= Jaap Zwemmer =

Dutch fiscal jurist (born 1945)

Jacobus Willibrordus "Jaap" Zwemmer (born 1945) is a Dutch fiscal jurist. He was a professor of tax law at the University of Amsterdam between 1980 and 2006. He also served as interim rector magnificus of the university in 2007. Zwemmer furthermore was a part time tax judge and wrote fiscal opinions. After his retirement he dealth with academic integrity matters. He additionally spent spells on the supervisory boards of various medical institutions.

==Early life==
Zwemmer was born in Assendelft in 1945. He studied notarial and fiscal law. Zwemmer obtained his PhD at the University of Amsterdam in law in 1975 under professor J. van Soest with a dissertation titled: De fiscale gevolgen van de vervreemding van genotsrechten.

==Career==
In 1980 he became professor of tax law at the University of Amsterdam. During his time at the university he served as dean of the faculty of law, as well as the faculty of economics and econometrics. In November 2006 he took up early retirement. On his departure he received a festschrift. Zwemmer was the last full-time professor of tax law at the university. After Paul F. van der Heijden left as rector magnificus of the university in January 2007, Zwemmer functioned as interim rector magnificus until the appointment of Dymph van den Boom on 1 October 2007.

After his retirement he served as counselor for academic integrity at the University of Amsterdam. In 2011 he dealt with a case regarding a book publication of Peter Rijpkema in which Zwemmer advised adding other authors to the book cover. In 2012 he also supported the idea of a scientific oath as a way to stimulate awareness for scientific responsibility. In 2014 he was leader of a commission set up by the Vrije Universiteit Amsterdam to look into the academic work of Peter Nijkamp after allegations of self-plagiarism. In March 2015 the commission published its findings, declaring that Nijkamp had used large abstractions of his own work in new work without providing references and called it "questionable research practice". Nijkamp called the rapport an "empty shell" and "very badly performed work". Zwemmer defended the work of the commission.

Zwemmer also worked as part-time tax judge at the Courts of Appeal of 's-Hertogenbosch, Arnhem and Amsterdam. A 1995 article by P. Wattel named Zwemmer as the most recused judge in the field. While working as professor Zwemmer wrote around six fiscal opinions in the form of scientific analyses for tax advisors each year, after his retirement the number lowered to around four. He did not have own clients.

From 1985 to 2005 he was supervisor of the Amsterdam Academic Medical Center. Early 2018 he became chair of the supervisory board of the Elkerliek Ziekenhuis. From 2020 to 2022 he was interim chair of the supervisory board of the Zaans Medisch Centrum. Between July 2020 and 1 December 2023 he was interim chair of the supervisory board of the Stichting Zorgpartners Friesland, a in Friesland based health foundation.

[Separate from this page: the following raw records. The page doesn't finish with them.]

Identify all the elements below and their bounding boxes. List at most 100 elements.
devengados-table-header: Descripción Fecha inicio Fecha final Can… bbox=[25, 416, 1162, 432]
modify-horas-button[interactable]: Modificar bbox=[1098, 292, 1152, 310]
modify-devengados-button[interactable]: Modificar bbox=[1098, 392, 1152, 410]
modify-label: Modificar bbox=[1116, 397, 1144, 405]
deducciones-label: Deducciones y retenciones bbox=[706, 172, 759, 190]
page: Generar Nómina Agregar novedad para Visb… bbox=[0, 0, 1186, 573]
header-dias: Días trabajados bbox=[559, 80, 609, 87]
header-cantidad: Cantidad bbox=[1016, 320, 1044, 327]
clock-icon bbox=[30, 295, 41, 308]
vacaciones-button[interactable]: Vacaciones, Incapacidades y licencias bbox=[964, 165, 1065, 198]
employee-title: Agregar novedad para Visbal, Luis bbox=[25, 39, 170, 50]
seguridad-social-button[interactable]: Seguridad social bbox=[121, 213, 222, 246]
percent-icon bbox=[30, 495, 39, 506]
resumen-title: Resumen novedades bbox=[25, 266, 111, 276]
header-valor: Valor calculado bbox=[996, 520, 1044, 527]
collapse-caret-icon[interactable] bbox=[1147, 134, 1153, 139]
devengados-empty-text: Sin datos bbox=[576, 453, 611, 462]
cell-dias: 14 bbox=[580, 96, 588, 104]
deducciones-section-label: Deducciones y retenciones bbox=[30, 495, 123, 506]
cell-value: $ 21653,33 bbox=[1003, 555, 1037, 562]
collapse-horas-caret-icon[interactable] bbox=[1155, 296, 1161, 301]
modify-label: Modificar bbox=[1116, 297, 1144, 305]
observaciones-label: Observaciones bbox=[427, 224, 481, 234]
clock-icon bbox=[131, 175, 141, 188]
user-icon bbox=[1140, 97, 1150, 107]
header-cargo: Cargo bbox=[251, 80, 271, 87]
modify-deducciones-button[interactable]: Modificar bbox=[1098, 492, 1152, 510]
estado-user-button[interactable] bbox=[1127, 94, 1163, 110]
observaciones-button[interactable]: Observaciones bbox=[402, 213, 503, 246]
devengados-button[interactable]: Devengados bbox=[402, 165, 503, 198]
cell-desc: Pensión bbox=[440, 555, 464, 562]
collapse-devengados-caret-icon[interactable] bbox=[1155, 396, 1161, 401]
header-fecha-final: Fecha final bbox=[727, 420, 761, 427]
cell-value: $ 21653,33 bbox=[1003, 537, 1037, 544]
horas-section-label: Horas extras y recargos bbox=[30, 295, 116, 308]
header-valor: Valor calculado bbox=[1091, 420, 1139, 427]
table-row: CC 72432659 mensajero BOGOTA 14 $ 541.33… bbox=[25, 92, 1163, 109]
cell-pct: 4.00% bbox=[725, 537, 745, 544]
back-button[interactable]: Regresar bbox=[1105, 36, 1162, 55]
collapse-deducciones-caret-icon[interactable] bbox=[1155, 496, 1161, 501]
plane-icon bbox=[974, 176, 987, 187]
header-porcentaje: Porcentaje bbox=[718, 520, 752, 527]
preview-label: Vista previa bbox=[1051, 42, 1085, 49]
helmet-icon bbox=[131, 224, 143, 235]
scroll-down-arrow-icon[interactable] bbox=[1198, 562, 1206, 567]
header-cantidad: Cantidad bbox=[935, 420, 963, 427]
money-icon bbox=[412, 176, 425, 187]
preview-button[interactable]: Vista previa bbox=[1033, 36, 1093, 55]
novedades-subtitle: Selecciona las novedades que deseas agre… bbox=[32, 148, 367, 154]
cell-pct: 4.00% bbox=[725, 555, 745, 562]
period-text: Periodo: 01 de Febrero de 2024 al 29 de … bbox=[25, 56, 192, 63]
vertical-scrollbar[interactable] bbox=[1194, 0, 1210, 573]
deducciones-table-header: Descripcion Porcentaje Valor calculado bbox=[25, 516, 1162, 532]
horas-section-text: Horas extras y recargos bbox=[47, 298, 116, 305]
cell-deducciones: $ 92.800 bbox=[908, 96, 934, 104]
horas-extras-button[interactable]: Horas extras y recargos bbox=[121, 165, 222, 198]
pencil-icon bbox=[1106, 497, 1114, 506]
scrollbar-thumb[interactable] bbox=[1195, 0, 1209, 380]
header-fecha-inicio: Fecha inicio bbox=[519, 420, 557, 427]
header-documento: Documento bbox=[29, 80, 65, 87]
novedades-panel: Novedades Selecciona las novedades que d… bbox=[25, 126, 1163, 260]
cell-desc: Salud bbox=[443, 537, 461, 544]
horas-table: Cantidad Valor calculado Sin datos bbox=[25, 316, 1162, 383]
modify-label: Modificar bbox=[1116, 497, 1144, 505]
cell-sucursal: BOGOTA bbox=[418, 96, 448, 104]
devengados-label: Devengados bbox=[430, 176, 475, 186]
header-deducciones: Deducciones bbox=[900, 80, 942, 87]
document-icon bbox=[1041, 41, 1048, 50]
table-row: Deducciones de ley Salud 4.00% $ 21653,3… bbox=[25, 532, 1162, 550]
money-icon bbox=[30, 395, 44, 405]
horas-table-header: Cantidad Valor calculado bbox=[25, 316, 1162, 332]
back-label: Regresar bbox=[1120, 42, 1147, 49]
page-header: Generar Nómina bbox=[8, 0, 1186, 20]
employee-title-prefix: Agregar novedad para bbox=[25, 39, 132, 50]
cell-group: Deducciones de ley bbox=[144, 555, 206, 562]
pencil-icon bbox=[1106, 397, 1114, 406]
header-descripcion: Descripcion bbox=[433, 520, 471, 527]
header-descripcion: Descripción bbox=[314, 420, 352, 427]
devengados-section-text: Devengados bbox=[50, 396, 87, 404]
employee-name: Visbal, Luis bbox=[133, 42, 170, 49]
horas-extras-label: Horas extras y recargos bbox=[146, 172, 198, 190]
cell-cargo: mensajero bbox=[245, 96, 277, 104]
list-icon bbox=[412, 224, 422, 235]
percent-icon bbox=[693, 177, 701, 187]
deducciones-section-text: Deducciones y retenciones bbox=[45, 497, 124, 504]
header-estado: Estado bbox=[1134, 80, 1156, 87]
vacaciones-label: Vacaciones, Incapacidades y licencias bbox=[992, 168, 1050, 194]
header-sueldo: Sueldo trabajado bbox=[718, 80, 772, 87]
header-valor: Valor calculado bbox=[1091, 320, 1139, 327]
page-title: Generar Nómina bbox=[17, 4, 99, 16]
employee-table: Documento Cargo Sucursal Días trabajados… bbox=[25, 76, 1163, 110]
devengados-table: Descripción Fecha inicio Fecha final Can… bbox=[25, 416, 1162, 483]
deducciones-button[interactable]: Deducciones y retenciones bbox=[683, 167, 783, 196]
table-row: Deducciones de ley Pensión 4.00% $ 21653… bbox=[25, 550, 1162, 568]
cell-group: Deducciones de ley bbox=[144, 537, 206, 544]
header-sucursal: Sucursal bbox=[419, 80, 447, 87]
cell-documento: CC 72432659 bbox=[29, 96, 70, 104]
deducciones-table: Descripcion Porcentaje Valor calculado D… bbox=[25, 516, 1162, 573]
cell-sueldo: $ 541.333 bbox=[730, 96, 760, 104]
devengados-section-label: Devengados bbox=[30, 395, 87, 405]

Zwemmer was elected a member of the Royal Netherlands Academy of Arts and Sciences in 1997.

==Positions==
Over a thirty-year period Zwemmer frequently voiced his opinion on fiscal matters in articles and columns. Zwemmer has argued against double-hatted roles of professor of tax law and tax advisor/tax consultant and has stated it leads to self-censorship and not sharing relevant information. He also signaled a distorted balance in the number of professors with a full-time position and a large number of part-time professors. He noted that the part-time professors only took part in academic life and responsibilities to a limited extend. He argued for an improved balance, with more full-time professors.

In 2015 Zwemmer stated that Fred Teeven, whilst he was working for the Public Prosecution Service, was complicit in money laundering when he made a deal with criminal Cees H. In the wake of the revealing of the Panama Papers in 2016 Zwemmer stated that the case could lead to an improved tax morale. In 2016, after previously secret documents were unvealed about a tax compensation for the House of Orange-Nassau, Zwemmer stated that it was highly unusual and not correct.